Specifically, she said the health plans hadn't been given enough credit for diminishing the administrative burden of some prior-authorization programs, and said although they are not flawless, the measures used now in pay-for-performance programs are "credible and reliable."
Other organized medical groups also have been busy analyzing health plans' cost and quality programs. A report issued in November 2007 by the Minnesota Medical Assn. looked only at the pay-for-performance programs in its state and found that, as in Massachusetts, health plans were, for the most part, following the group's guidelines.
The AMA recently examined incentive programs offered by United Healthcare and Wellmark Blue Cross and Blue Shield to see how they conformed to the Association's pay-for-performance principles.
In each case, both programs met some standards, but fell short by, for example, using data that might not be evidence-based and limiting payments to a certain number of physicians, rather than rewarding all doctors who had quality improvements.
With pay-for-performance, tiered-network and prior-authorization programs now widespread, physicians are moving on to improving the programs' accuracy and precision, said James Maxwell, PhD, Director of Health Policy and Management Research for John Snow Inc., a public health consulting firm based in Boston.
The question is, "How do you work with health plans to make them more transparent and make them more effective?" he said.
For the Massachusetts study, the medical society gathered publicly available data on health plans' programs, interviewed chief medical officers and other health plan personnel, and allowed plans to review the research for factual inaccuracies.
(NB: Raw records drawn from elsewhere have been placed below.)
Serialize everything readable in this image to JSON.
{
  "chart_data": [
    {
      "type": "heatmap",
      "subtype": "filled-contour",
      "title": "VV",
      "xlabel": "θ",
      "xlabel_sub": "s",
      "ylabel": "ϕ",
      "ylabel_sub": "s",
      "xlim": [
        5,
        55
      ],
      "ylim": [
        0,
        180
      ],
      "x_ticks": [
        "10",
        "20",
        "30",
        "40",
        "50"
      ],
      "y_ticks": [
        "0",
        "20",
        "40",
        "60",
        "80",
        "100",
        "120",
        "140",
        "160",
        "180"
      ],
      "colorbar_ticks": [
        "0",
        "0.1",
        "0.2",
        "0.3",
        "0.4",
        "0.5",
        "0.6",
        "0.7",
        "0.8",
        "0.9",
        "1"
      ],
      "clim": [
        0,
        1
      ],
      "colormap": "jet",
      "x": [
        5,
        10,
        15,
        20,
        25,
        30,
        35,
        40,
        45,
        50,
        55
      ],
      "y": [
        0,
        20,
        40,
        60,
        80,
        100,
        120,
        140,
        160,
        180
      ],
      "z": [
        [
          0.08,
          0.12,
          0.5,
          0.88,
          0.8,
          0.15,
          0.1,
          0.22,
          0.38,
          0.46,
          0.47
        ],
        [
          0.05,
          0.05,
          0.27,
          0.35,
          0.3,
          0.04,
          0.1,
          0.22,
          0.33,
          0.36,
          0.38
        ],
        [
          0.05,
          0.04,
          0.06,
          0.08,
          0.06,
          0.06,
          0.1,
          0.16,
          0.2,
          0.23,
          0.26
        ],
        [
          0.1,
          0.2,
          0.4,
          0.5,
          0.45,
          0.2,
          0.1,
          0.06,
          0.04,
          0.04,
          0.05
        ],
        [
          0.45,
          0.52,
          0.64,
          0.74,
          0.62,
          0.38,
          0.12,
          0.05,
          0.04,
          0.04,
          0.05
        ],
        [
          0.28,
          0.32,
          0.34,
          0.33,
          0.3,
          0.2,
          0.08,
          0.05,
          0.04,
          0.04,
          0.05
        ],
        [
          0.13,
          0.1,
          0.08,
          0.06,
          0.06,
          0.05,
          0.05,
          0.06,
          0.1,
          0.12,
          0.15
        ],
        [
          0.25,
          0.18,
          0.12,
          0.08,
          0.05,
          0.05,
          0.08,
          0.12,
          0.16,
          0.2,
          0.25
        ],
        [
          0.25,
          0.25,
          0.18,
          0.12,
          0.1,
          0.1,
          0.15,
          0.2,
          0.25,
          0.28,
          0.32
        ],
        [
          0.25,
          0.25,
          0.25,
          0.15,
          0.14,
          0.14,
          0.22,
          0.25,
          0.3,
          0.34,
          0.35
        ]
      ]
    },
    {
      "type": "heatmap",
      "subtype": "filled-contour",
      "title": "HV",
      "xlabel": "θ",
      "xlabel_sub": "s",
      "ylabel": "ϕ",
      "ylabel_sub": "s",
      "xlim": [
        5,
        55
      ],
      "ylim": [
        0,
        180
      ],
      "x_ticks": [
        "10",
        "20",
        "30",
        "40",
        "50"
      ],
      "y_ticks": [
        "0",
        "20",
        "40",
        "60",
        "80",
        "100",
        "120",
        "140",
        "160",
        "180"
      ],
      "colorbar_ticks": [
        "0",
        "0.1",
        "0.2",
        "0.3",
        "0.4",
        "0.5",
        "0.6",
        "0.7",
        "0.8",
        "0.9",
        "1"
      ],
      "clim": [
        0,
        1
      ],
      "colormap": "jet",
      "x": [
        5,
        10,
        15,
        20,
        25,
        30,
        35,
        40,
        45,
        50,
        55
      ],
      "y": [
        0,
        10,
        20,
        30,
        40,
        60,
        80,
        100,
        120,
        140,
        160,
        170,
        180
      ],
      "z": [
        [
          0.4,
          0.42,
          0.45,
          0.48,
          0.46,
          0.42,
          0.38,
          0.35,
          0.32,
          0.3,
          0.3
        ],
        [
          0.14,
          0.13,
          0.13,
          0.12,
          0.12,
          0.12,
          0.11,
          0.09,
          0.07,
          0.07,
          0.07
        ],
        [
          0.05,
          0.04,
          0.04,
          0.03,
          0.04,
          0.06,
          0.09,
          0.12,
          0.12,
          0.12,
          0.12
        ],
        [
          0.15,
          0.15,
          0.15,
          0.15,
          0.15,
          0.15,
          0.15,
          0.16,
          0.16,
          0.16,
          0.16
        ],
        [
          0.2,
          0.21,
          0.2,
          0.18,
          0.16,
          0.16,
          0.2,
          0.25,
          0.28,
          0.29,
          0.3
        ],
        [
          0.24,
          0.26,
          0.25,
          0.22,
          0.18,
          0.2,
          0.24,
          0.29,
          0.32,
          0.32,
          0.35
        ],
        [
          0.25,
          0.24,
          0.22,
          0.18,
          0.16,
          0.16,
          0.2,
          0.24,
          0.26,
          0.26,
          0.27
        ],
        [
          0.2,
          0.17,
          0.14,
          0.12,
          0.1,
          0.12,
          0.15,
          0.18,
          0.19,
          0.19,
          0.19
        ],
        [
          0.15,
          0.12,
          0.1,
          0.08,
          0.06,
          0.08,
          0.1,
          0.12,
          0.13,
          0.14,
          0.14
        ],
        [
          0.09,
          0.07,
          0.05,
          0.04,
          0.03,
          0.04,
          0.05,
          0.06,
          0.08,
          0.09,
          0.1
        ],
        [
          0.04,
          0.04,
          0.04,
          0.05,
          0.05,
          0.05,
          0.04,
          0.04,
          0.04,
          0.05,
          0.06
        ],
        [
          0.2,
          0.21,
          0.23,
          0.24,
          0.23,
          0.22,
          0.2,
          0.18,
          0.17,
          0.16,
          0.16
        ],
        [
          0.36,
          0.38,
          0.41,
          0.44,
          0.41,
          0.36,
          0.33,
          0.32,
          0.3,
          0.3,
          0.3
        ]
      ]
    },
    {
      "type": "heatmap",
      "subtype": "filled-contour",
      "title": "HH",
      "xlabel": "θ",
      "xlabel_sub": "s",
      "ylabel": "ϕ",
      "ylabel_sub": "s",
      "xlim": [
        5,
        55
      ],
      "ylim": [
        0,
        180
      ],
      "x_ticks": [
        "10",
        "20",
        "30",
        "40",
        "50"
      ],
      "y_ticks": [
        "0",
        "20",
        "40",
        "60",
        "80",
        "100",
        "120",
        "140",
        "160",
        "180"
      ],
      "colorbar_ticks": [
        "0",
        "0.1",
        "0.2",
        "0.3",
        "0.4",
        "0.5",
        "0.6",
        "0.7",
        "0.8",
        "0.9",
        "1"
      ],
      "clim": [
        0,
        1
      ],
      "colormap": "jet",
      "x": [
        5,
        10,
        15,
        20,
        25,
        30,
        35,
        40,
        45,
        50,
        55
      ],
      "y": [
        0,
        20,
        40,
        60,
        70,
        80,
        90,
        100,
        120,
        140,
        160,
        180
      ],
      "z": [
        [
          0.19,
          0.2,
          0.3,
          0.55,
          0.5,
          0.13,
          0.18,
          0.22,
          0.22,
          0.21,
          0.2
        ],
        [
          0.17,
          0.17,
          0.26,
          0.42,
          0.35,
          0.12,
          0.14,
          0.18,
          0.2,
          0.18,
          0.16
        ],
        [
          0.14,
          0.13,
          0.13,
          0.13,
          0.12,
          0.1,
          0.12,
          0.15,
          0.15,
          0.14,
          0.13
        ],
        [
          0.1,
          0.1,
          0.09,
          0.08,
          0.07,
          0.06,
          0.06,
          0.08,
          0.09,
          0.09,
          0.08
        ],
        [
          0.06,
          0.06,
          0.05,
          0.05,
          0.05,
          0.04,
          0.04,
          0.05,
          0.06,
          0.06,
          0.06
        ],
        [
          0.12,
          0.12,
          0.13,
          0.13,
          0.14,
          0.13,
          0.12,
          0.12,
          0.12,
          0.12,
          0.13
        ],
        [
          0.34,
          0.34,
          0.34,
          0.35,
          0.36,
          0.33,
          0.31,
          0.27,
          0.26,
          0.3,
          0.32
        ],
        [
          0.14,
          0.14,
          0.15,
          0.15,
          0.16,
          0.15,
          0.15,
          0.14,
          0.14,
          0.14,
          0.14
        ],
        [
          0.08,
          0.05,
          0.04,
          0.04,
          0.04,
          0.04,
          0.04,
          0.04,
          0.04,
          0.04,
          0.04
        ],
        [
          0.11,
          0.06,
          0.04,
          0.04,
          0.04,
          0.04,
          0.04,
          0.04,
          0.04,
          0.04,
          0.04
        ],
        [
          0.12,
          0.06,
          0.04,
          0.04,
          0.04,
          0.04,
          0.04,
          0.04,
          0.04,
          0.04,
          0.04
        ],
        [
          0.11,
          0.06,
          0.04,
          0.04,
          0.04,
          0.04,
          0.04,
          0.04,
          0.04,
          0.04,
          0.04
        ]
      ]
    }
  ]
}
The Massachusetts study avoided giving an overall ranking of plans according to which ones met the most principles and which met the least, but it did detail each plan's conformity with its principles. The report is available online (link).
In its report, the society detailed how plans' practices compared with others. For example, Fallon Community Health Plan was deemed the least intrusive on prior authorization for radiology, requiring it only for PET scans. Aetna, Cigna, Health New England and Tufts Health Plan were the most intrusive, the society said, requiring prior authorization for all nonurgent MRI, CT and PET scans, and do not reimburse physicians for nonauthorized imaging procedures.